If you’re managing devices through Microsoft Intune, upgrading from Windows 11 24H2 → 25H2 doesn’t have to be painful.
(Well, less painful, let’s say.)

Here’s how to do it the right way — and avoid the classic “update chaos” that hits every IT team twice a year.

Step 1: Don’t Touch the Devices — Touch Intune

Forget manual upgrades.
Forget remote PowerShell sessions that hang halfway through.
All you need is Windows Update for Business (WUfB) + Intune policies.

Step 2: Configure Your Update Ring

Go to Intune Admin Center
Devices → Windows → Updates → Update Rings
Hit + Create profile

Now name it something useful — like “Windows 11 Prod Update Ring” — not “Test2-final-V3-FIXED” (we’ve all done it).

Define your policies:

  • Servicing channel: General Availability (GA)

  • Quality updates: Auto-install

  • Feature updates: Controlled by policy

  • Deadlines: Add some — or users will postpone this until retirement.

Click Done.

Step 3: Configure the Feature Update Policy

Now the real magic happens.

Go to:
Devices → Windows → Updates → Feature Updates
Create profile

Fill in the basics:

  • Name: Windows 11 25H2 Upgrade

  • Feature update to deploy: Windows 11, version 25H2

  • Assign it to your device group(s).

Click Done.

Now Intune will handle the rollout — no USBs, no ISO circus, no late-night VPN sessions.

Step 4: Test Before You Nuke Production

Always. Always. Always.
Create a pilot group (a few test laptops, preferably your least favorite ones).
Deploy the policy there first.
Monitor for issues via Intune → Reports → Windows Update Reports.

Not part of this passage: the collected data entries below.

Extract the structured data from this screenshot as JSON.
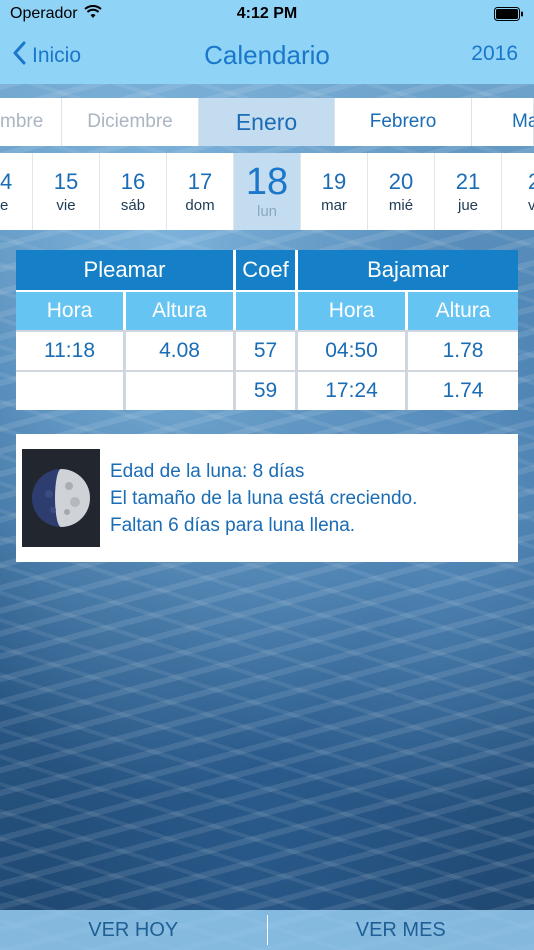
{
  "status_bar": {
    "carrier": "Operador",
    "time": "4:12 PM",
    "wifi_icon": "wifi-icon",
    "battery_icon": "battery-icon"
  },
  "nav": {
    "back_label": "Inicio",
    "title": "Calendario",
    "year": "2016"
  },
  "months": [
    {
      "label": "mbre",
      "state": "faded"
    },
    {
      "label": "Diciembre",
      "state": "faded"
    },
    {
      "label": "Enero",
      "state": "selected"
    },
    {
      "label": "Febrero",
      "state": "normal"
    },
    {
      "label": "Ma",
      "state": "normal"
    }
  ],
  "days": [
    {
      "num": "4",
      "name": "e"
    },
    {
      "num": "15",
      "name": "vie"
    },
    {
      "num": "16",
      "name": "sáb"
    },
    {
      "num": "17",
      "name": "dom"
    },
    {
      "num": "18",
      "name": "lun",
      "selected": true
    },
    {
      "num": "19",
      "name": "mar"
    },
    {
      "num": "20",
      "name": "mié"
    },
    {
      "num": "21",
      "name": "jue"
    },
    {
      "num": "2",
      "name": "vi"
    }
  ],
  "tide_table": {
    "pleamar": "Pleamar",
    "coef": "Coef",
    "bajamar": "Bajamar",
    "hora": "Hora",
    "altura": "Altura",
    "rows": [
      {
        "high_time": "11:18",
        "high_height": "4.08",
        "coef": "57",
        "low_time": "04:50",
        "low_height": "1.78"
      },
      {
        "high_time": "",
        "high_height": "",
        "coef": "59",
        "low_time": "17:24",
        "low_height": "1.74"
      }
    ]
  },
  "moon": {
    "icon": "moon-phase-icon",
    "age": "Edad de la luna: 8 días",
    "trend": "El tamaño de la luna está creciendo.",
    "remaining": "Faltan 6 días para luna llena."
  },
  "toolbar": {
    "today_label": "VER HOY",
    "month_label": "VER MES"
  },
  "colors": {
    "accent": "#1a77c9",
    "header_dark": "#1580c7",
    "header_light": "#66c4f2",
    "nav_bg": "#8fd3f7",
    "selected_bg": "#c4dcef"
  }
}
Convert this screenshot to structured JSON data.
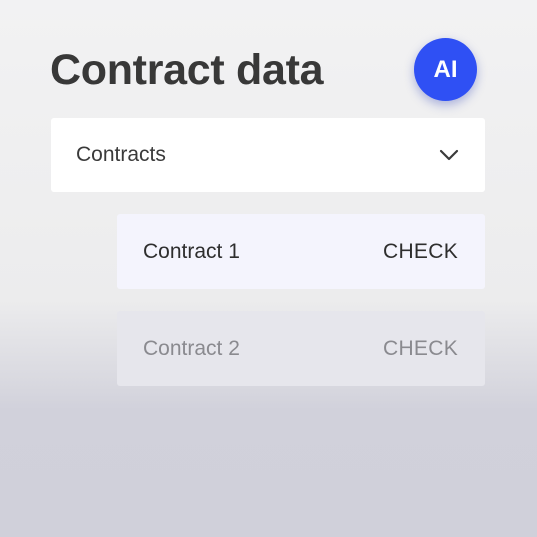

If it survives 72 hours without blue screens, push it to production.

Bonus Tips from the Trenches

  • Make sure Windows Update for Business service is reachable — firewall rules still matter.

  • Keep an eye on drivers — some OEMs delay compatibility for 25H2.

  • Use device filters if you’re managing mixed environments (24H2, 23H2, or legacy Win10 stragglers).

  • Communicate to end users — nobody likes surprise reboots mid-Zoom call.

The Endgame

Once the policy hits devices, Intune coordinates everything automatically:

  • The OS downloads 25H2 via Windows Update.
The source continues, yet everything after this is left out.